Let’s consider our customers for a moment. If you apply this concept to your customers, I believe it’s inevitably true. If you can help your customers achieve their goals, you will be successful. Look at what a wonderful job Amazon does making shopping easy and hassle-free and the success it has achieved. Or look at the friendly experience Southwest Airlines provides to its customers—travelers who are often faced with stressful circumstances—and how it has allowed the company to flourish.
I think it’s fair to say, companies that have helped their customers achieve their goals are successful. It’s difficult (impossible?) to think of a company that went out of business despite truly helping its customers succeed.
OK, what about employees? If we help our employees achieve their goals, does it result in our success? You might think it depends on how we define success. Certainly, if we consider helping others attain their goals, then if we help our employees achieve theirs, we’ve been successful. But what about the other goals we have? Does helping our employees achieve their goals necessarily allow us to attain ours?
I think it does. When asked what motivates them at work, employees consistently list the following as the top motivators:
- Challenging work;
- Employee involvement
- Job security; and
If that is what our employees desire, then providing them with a fair, secure workplace where they have challenging work and where they are active contributors, are recognized for their contributions, and are compensated fairly should allow them to meet many of their goals.
Is this something a leader can provide? Certainly. By helping our employees meet these workplace goals, we could consider it a success. But the success doesn’t stop with the individual. If you can provide a workplace where people have challenging, relevant, and meaningful work and are recognized and rewarded appropriately for their contributions, not only will the individual employees meet their goals, but it’s very likely that you will have a successful organization as well. When your employees succeed, your organization succeeds, and you succeed. All by helping others meet their goals.
It shouldn’t go without saying that if an individual’s goals are inconsistent with the goals of the organization or his goals can’t be met while working for a particular company, that needs to be identified as well. There are times when people have meaningful and admirable goals that can’t be met while working for your organization. It doesn’t mean you can’t help them realize their dreams, but you must do so by helping them leave the company. That, too, can be a success for all.

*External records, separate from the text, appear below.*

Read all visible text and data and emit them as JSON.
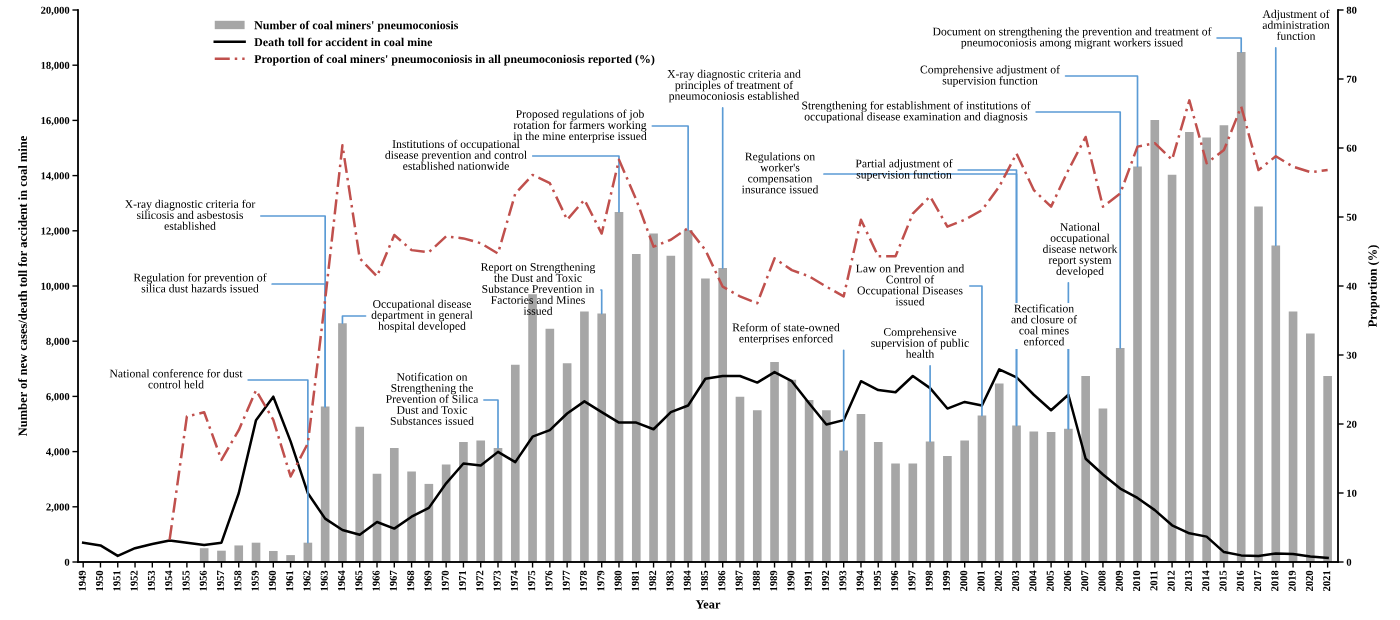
{
  "chart_data": {
    "type": "bar",
    "xlabel": "Year",
    "ylabel": "Number of new cases/death toll for accident in coal mine",
    "y2label": "Proportion (%)",
    "categories": [
      "1949",
      "1950",
      "1951",
      "1952",
      "1953",
      "1954",
      "1955",
      "1956",
      "1957",
      "1958",
      "1959",
      "1960",
      "1961",
      "1962",
      "1963",
      "1964",
      "1965",
      "1966",
      "1967",
      "1968",
      "1969",
      "1970",
      "1971",
      "1972",
      "1973",
      "1974",
      "1975",
      "1976",
      "1977",
      "1978",
      "1979",
      "1980",
      "1981",
      "1982",
      "1983",
      "1984",
      "1985",
      "1986",
      "1987",
      "1988",
      "1989",
      "1990",
      "1991",
      "1992",
      "1993",
      "1994",
      "1995",
      "1996",
      "1997",
      "1998",
      "1999",
      "2000",
      "2001",
      "2002",
      "2003",
      "2004",
      "2005",
      "2006",
      "2007",
      "2008",
      "2009",
      "2010",
      "2011",
      "2012",
      "2013",
      "2014",
      "2015",
      "2016",
      "2017",
      "2018",
      "2019",
      "2020",
      "2021"
    ],
    "series": [
      {
        "name": "Number of coal miners' pneumoconiosis",
        "type": "bar",
        "color": "#a6a6a6",
        "values": [
          null,
          null,
          null,
          null,
          null,
          null,
          null,
          500,
          410,
          600,
          700,
          400,
          250,
          700,
          5630,
          8650,
          4900,
          3200,
          4130,
          3280,
          2830,
          3530,
          4350,
          4400,
          4130,
          7150,
          9700,
          8450,
          7200,
          9080,
          9000,
          12680,
          11160,
          11900,
          11100,
          12030,
          10270,
          10650,
          5990,
          5500,
          7250,
          6600,
          5870,
          5500,
          4040,
          5360,
          4350,
          3570,
          3570,
          4370,
          3840,
          4400,
          5310,
          6470,
          4950,
          4730,
          4710,
          4830,
          6740,
          5560,
          7750,
          14330,
          16010,
          14030,
          15580,
          15380,
          15820,
          18480,
          12880,
          11470,
          9080,
          8280,
          6740
        ]
      },
      {
        "name": "Death toll for accident in coal mine",
        "type": "line",
        "color": "#000000",
        "line_style": "solid",
        "values": [
          700,
          600,
          220,
          500,
          650,
          780,
          700,
          620,
          700,
          2490,
          5140,
          5990,
          4370,
          2490,
          1570,
          1160,
          990,
          1450,
          1210,
          1640,
          1960,
          2850,
          3570,
          3500,
          3990,
          3620,
          4540,
          4780,
          5380,
          5820,
          5430,
          5050,
          5050,
          4810,
          5430,
          5670,
          6640,
          6740,
          6740,
          6500,
          6880,
          6550,
          5750,
          4980,
          5140,
          6550,
          6230,
          6150,
          6740,
          6300,
          5560,
          5800,
          5670,
          6980,
          6690,
          6060,
          5500,
          6060,
          3740,
          3170,
          2660,
          2320,
          1880,
          1330,
          1040,
          920,
          360,
          240,
          220,
          310,
          290,
          200,
          150
        ]
      },
      {
        "name": "Proportion of coal miners' pneumoconiosis in all pneumoconiosis reported (%)",
        "type": "line",
        "axis": "y2",
        "color": "#c0504d",
        "line_style": "dashed",
        "values": [
          null,
          null,
          null,
          null,
          null,
          3.2,
          21.1,
          21.7,
          14.8,
          19.1,
          24.9,
          20.6,
          12.4,
          17.2,
          38,
          60.4,
          44.0,
          41.4,
          47.4,
          45.2,
          44.9,
          47.2,
          46.9,
          46.2,
          44.7,
          53.4,
          56.1,
          54.9,
          49.6,
          52.5,
          47.6,
          58.3,
          52.5,
          45.7,
          46.7,
          48.4,
          45.2,
          39.9,
          38.5,
          37.5,
          44.0,
          42.3,
          41.4,
          39.9,
          38.5,
          49.6,
          44.3,
          44.3,
          50.5,
          53.0,
          48.6,
          49.6,
          51.0,
          54.4,
          59.2,
          53.9,
          51.5,
          56.8,
          61.6,
          51.5,
          53.4,
          60.2,
          60.7,
          58.3,
          66.9,
          57.8,
          59.7,
          66.0,
          56.8,
          58.8,
          57.3,
          56.5,
          56.8
        ]
      }
    ],
    "ylim": [
      0,
      20000
    ],
    "yticks": [
      0,
      {
        "value": 2000,
        "label": "2,000"
      },
      {
        "value": 4000,
        "label": "4,000"
      },
      {
        "value": 6000,
        "label": "6,000"
      },
      {
        "value": 8000,
        "label": "8,000"
      },
      {
        "value": 10000,
        "label": "10,000"
      },
      {
        "value": 12000,
        "label": "12,000"
      },
      {
        "value": 14000,
        "label": "14,000"
      },
      {
        "value": 16000,
        "label": "16,000"
      },
      {
        "value": 18000,
        "label": "18,000"
      },
      {
        "value": 20000,
        "label": "20,000"
      }
    ],
    "y2lim": [
      0,
      80
    ],
    "y2ticks": [
      0,
      10,
      20,
      30,
      40,
      50,
      60,
      70,
      80
    ],
    "grid": false,
    "legend": "top left",
    "annotations": [
      {
        "text": "National conference for dust control held",
        "x": "1962",
        "y": 700
      },
      {
        "text": "Regulation for prevention of silica dust hazards issued",
        "x": "1963",
        "y": 5630
      },
      {
        "text": "X-ray diagnostic criteria for silicosis and asbestosis established",
        "x": "1963",
        "y": 5630
      },
      {
        "text": "Institutions of occupational disease prevention and control established nationwide",
        "x": "1980",
        "y": 12680
      },
      {
        "text": "Proposed regulations of job rotation for farmers working in the mine enterprise issued",
        "x": "1984",
        "y": 12030
      },
      {
        "text": "Occupational disease department in general hospital developed",
        "x": "1964",
        "y": 8650
      },
      {
        "text": "Notification on Strengthening the Prevention of Silica Dust and Toxic Substances issued",
        "x": "1973",
        "y": 4130
      },
      {
        "text": "Report on Strengthening the Dust and Toxic Substance Prevention in Factories and Mines issued",
        "x": "1979",
        "y": 9000
      },
      {
        "text": "X-ray diagnostic criteria and principles of treatment of pneumoconiosis established",
        "x": "1986",
        "y": 10650
      },
      {
        "text": "Regulations on worker's compensation insurance issued",
        "x": "2003",
        "y": 4950
      },
      {
        "text": "Partial adjustment of supervision function",
        "x": "2003",
        "y": 4950
      },
      {
        "text": "Strengthening for establishment of institutions of occupational disease examination and diagnosis",
        "x": "2009",
        "y": 7750
      },
      {
        "text": "Comprehensive adjustment of supervision function",
        "x": "2010",
        "y": 14330
      },
      {
        "text": "Document on strengthening the prevention and treatment of pneumoconiosis among migrant workers issued",
        "x": "2016",
        "y": 18480
      },
      {
        "text": "Adjustment of administration function",
        "x": "2018",
        "y": 11470
      },
      {
        "text": "National occupational disease network report system developed",
        "x": "2006",
        "y": 4830
      },
      {
        "text": "Rectification and closure of coal mines enforced",
        "x": "2006",
        "y": 4830
      },
      {
        "text": "Reform of state-owned enterprises enforced",
        "x": "1993",
        "y": 4040
      },
      {
        "text": "Comprehensive supervision of public health",
        "x": "1998",
        "y": 4370
      },
      {
        "text": "Law on Prevention and Control of Occupational Diseases issued",
        "x": "2001",
        "y": 5310
      }
    ]
  }
}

As a business leader, you’re looking for organizational success. You’re looking to fulfill your company’s mission. If you have people who find working toward that mission fulfilling and rewarding and you provide them with the right environment where they can succeed, without ever considering yourself or your goals, you will be successful. As a leader, if you focus on the needs of others first, the rest will take care of itself. It just works out that way.